No, 18-24 year olds were 6% of the total eligible voters.

Quote:

Originally Posted by daigo
So what percent of all eligible voters (including ones who didn't vote) in Thundersley (22,397) were 18-24 year olds who did vote (860.0448 as we found earlier)?

The answer to this question is given in the table: 6%.
• July 4th 2012, 08:56 AM
daigo
Re: Percentages
Quote:

Originally Posted by emakarov
No, 18-24 year olds were 6% of the total eligible voters.

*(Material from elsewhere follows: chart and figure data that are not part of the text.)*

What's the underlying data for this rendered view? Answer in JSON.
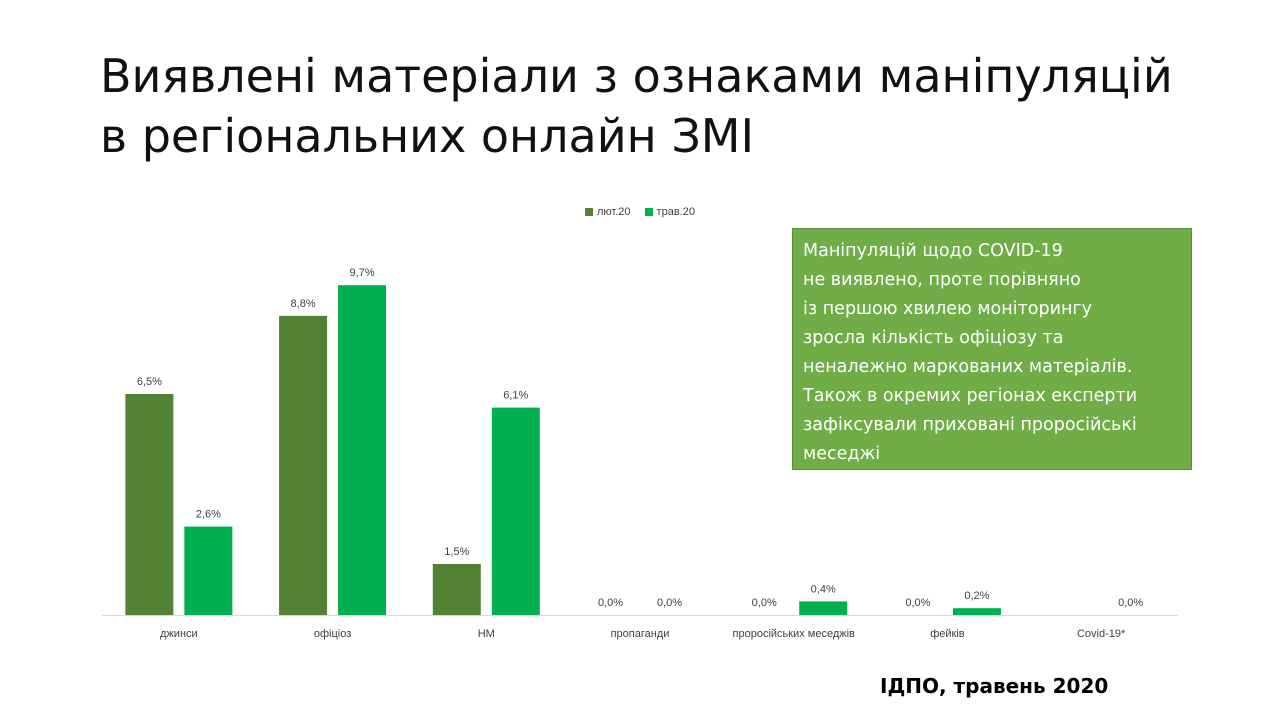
{
  "slide": {
    "title_lines": [
      "Виявлені матеріали з ознаками маніпуляцій",
      "в регіональних онлайн ЗМІ"
    ],
    "note_lines": [
      "Маніпуляцій щодо COVID-19",
      "не виявлено, проте порівняно",
      "із першою хвилею моніторингу",
      "зросла кількість офіціозу та",
      "неналежно маркованих матеріалів.",
      "Також в окремих регіонах експерти",
      "зафіксували приховані проросійські",
      "меседжі"
    ],
    "source": "ІДПО, травень 2020"
  },
  "chart_data": {
    "type": "bar",
    "categories": [
      "джинси",
      "офіціоз",
      "НМ",
      "пропаганди",
      "проросійських меседжів",
      "фейків",
      "Covid-19*"
    ],
    "series": [
      {
        "name": "лют.20",
        "color": "#548235",
        "values": [
          6.5,
          8.8,
          1.5,
          0.0,
          0.0,
          0.0,
          null
        ],
        "labels": [
          "6,5%",
          "8,8%",
          "1,5%",
          "0,0%",
          "0,0%",
          "0,0%",
          null
        ]
      },
      {
        "name": "трав.20",
        "color": "#00b050",
        "values": [
          2.6,
          9.7,
          6.1,
          0.0,
          0.4,
          0.2,
          0.0
        ],
        "labels": [
          "2,6%",
          "9,7%",
          "6,1%",
          "0,0%",
          "0,4%",
          "0,2%",
          "0,0%"
        ]
      }
    ],
    "ylim": [
      0,
      10
    ],
    "value_unit": "%",
    "legend_position": "top-center",
    "grid": false
  }
}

I didn't think the graph clearly stated that, so I guess I read the graph incorrectly. Since all the voters in Thundersley add up to 64% (6% + 12% + 13% + 13% + 16% + 4%), and the people who didn't vote make up the remaining 36%, it would seem like the 6% of the total 100% which include those who didn't vote (6% + 12% + 13% + 13% + 16% + 4% + 36%) were 18-24 year olds.

Quote:

Originally Posted by emakarov
The answer to this question is given in the table: 6%.

See my reasoning above
• July 4th 2012, 09:02 AM
emakarov
Re: Percentages
Quote:

Originally Posted by daigo
Since all the voters in Thundersley add up to 64% (6% + 12% + 13% + 13% + 16% + 4%), and the people who didn't vote make up the remaining 36%, it would seem like the 6% of the total 100% which include those who didn't vote (6% + 12% + 13% + 13% + 16% + 4% + 36%) were 18-24 year olds.

Yes, the fact that the percentages in the Thundersley row of the table add up to 100% made me also conclude that the first number is $v_{\text{18-24}}/e$, not $v_{\text{18-24}}/v$.